My situation is atypical. What we’re seeing right now in L.A. is a lot of buildings raising rents by $1-200/month. Because they’re all doing it at once, of course the market will bear it: the demanders have no cheaper options. But why did they start raising the rents? Did the demand side do something to trigger it? No.
- A lot of landlords have those insane mortgages because they opted to tear down old buildings in the past 5 years and put up new ones to avoid that 1978 cut-off date. While individuals who took out those mortgages are losing their homes, landlords just pass on their huge business mistakes to the demand side. There’s infinite room for stupid on the supply side when it comes to housing.
- Unavoidable costs for things like water and electricity are also going up – there, I don’t have a problem with landlords raising rents, as the retail cost is still based on the wholesale cost.
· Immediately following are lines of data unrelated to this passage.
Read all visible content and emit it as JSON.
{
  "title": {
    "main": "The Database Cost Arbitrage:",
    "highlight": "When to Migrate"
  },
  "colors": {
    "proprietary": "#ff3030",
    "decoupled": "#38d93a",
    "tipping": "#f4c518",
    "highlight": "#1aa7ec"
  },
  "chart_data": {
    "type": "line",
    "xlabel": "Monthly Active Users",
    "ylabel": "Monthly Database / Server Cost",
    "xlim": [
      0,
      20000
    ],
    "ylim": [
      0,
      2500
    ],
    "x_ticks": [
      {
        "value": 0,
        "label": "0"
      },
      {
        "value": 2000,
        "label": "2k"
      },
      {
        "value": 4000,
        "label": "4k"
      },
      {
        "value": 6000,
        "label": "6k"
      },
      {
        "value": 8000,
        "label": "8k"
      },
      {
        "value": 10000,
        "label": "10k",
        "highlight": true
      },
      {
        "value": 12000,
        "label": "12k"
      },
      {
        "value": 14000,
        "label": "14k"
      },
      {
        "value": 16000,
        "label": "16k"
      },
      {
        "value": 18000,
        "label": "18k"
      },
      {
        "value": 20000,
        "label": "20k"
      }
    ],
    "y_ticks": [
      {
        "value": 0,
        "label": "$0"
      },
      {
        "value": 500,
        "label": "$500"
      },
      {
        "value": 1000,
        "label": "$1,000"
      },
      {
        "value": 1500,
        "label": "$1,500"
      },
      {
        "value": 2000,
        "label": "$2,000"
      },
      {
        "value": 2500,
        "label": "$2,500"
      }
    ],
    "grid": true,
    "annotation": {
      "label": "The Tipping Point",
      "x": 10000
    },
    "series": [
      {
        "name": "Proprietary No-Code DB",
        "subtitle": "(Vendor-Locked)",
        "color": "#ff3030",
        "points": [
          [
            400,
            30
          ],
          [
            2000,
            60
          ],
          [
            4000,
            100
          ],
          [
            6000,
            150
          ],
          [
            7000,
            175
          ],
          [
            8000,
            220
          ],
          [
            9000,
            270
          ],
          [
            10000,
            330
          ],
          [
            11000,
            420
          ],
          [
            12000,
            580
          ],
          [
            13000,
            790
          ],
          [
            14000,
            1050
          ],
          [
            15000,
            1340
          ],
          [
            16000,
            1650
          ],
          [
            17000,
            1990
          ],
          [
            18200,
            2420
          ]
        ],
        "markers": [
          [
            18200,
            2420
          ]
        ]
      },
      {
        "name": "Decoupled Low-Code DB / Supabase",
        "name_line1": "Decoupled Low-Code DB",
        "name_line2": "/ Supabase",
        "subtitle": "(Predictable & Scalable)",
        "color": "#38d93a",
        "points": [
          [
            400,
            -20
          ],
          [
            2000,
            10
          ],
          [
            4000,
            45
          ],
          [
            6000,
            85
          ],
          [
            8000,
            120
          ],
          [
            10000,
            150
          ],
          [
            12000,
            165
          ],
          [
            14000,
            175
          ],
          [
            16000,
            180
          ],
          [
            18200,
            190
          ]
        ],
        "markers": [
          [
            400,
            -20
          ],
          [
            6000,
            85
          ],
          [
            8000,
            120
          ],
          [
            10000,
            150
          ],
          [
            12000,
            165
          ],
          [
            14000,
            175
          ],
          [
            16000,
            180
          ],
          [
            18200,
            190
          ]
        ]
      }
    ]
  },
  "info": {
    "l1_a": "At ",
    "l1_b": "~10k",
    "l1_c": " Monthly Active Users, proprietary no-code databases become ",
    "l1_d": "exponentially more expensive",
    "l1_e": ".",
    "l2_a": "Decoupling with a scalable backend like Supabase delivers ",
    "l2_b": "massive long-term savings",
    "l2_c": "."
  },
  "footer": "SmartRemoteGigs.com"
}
Unfortunately, I’ve never seen rents go down when the cost of water or electricity does, which bears examination.
Regulate the market just a little, and profits can still be thrilling without individuals being at the mercy of a subtle version of price fixing.
If anyone’s concerned about me, I’m lucky. My friends who’ve recently had $100 increases in rent are unable to find cheaper housing anywhere nearby, and either have to start paying more or commuting further (taking more time from families, spending more on gas, releasing more gas waste into the atmosphere, having less time for exercise and healthy cooking). Because my building was already overpriced, this was just the kick I needed to go hunt down something significantly cheaper so I have that much more savings per month to throw into my downpayment fund. I intend to buy a house in a couple of years, when the market is at its bottom and housing is actually something like its real market value.
But for those who got drummed out of the housing industry a long time ago – those homeless people who live on all our streets here – that option isn’t available. While some of them may have made bad choices that caused them to end up homeless, the hard reality is: it could happen to anyone in this town. And once you lose your home – even a rented home that was never really “yours” – you lose that address you need to put on a job application. You lose a place to receive mail and communications. You lose touch with the entire world.
All because in a country that could easily provide modest living arrangements for everyone, it is so much more important to have a race to see just how much profit can possibly be made. Isn’t it ever enough?